Consider, for example, convolutional embedding of an image that has access only to the current frame.

**Recurrent representation network** $R$ is a function (presented by RNN):
$$
h_t=R(e_t, h_{t-1}).
$$

The composition of encoder network and recurrent representation network is collectively called simply **representation network**. See [this comment](https://theconsciousnessprior.slack.com/archives/C87HW5Q9X/p1517188030000148) for details on why we need this splitting of encoder and recurrent representation networks.
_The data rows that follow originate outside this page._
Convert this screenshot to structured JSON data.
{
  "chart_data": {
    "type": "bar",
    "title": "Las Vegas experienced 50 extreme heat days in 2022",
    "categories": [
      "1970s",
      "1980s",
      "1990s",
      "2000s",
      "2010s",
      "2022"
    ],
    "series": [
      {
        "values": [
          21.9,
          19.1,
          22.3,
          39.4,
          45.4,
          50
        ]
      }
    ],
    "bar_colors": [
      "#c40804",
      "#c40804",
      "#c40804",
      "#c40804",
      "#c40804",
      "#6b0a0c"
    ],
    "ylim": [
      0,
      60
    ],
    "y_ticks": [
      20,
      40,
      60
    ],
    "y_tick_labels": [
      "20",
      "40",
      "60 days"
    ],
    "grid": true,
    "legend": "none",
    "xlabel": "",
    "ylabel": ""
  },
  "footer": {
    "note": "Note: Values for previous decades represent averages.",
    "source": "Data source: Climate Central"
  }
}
**Conscious network** is a function (presented by another RNN):
$$
c_{t} = C(h_t, c_{t-1}, z_t),
$$
where $z_t$ is a random noise source. Actually, $C$ have to define only $B_t$ and $A_t$ parts of $c_t$ as $b_t$ is defined by the relation $b_t=h_t[B_t]$. So the domain of $C$ is $\mathbb N_r^s\times\mathbb N_u^p$.

**Generator network** is a function
$$
  \widehat{a}_t = G(c_t).
$$
The objective of the generator is to predict the value of (some part of) the encoded state vector $e_{t+1}$ in the next moment at indexes $A_t$. 

### Loss
The main objective of conscious network is to select features that can be used to predict (parts of) the future encoded state. However, this objective can be satisfied trivially: the representation network can ignore $x_t$ and produce constant values (i.e. $h_t=0$ for all $t$) which will be perfectly predictable from their own previous values. To avoid this failure mode, we want to maximize the mutual information between $c_t = h_{t}[B_t]$ and $e_{t+1}[A_t]$. (To consider mutual information, we need random variables; to make $c_t$ and $e_{t+1}[A_t]$ random variables we just need to pick random $t$; it defines the probability space we are working on.)

Estimation of mutual information is non-trivial problem, discussed in the literature (see e.g. [here](https://arxiv.org/abs/1801.04062)).

However, to begin, we can consider simplified version of mutual information objective that uses variance instead of entropy. This objective is a variant of $R^2$ maximization. 

For every index $i \in \mathbb N_u$, denote by $T_i$ the set of all time moments $t$ such that $i \in A_{t-1}$ (i.e. on step $t-1$ the conscious network selected $i$ as one of the elements we are going to predict).

Now let us define $RSS_i$ (residual sum of squares) which measures our error in predicting of the future state at index $i$ given the previous state:

$$
RSS_i=\sum_{t \in T_i}(\widehat{a}_{t}[i]-e_{t+1}[i])^2
$$

We also define $TSS_i$ in the following way:

$$\overline{e}[i]=\frac{1}{|T_i|}\sum_{t\in T_i} e_t[i]$$

$$TSS_i(e)=\sum_{t \in T_i} (e_t[i]-\overline{e}[i])^2$$

Now our objective is

$$\tag{1}
\sum_{i=1}^u \log RSS_i - \sum_{i=1}^u \log TSS_i \to \min$$

**Remark.** The proposed objective is scale invariant. Moreover, it is closely related to the real mutual information. Indeed, for any random variables, $I(X, Y) = H(Y) - H(Y|X)$. Moreover, $H(\lambda X) = H(X) + \log |\lambda|$. It means that e.g. for Gaussian $X$, entropy is approximately $\log SD(X) = \frac{1}{2}\log Var(X)$. The $RSS$ term in (1) is related to entropy of $e_t$ and $TSS$ term is related to entropy of $e_t$ conditioned on $c_t$.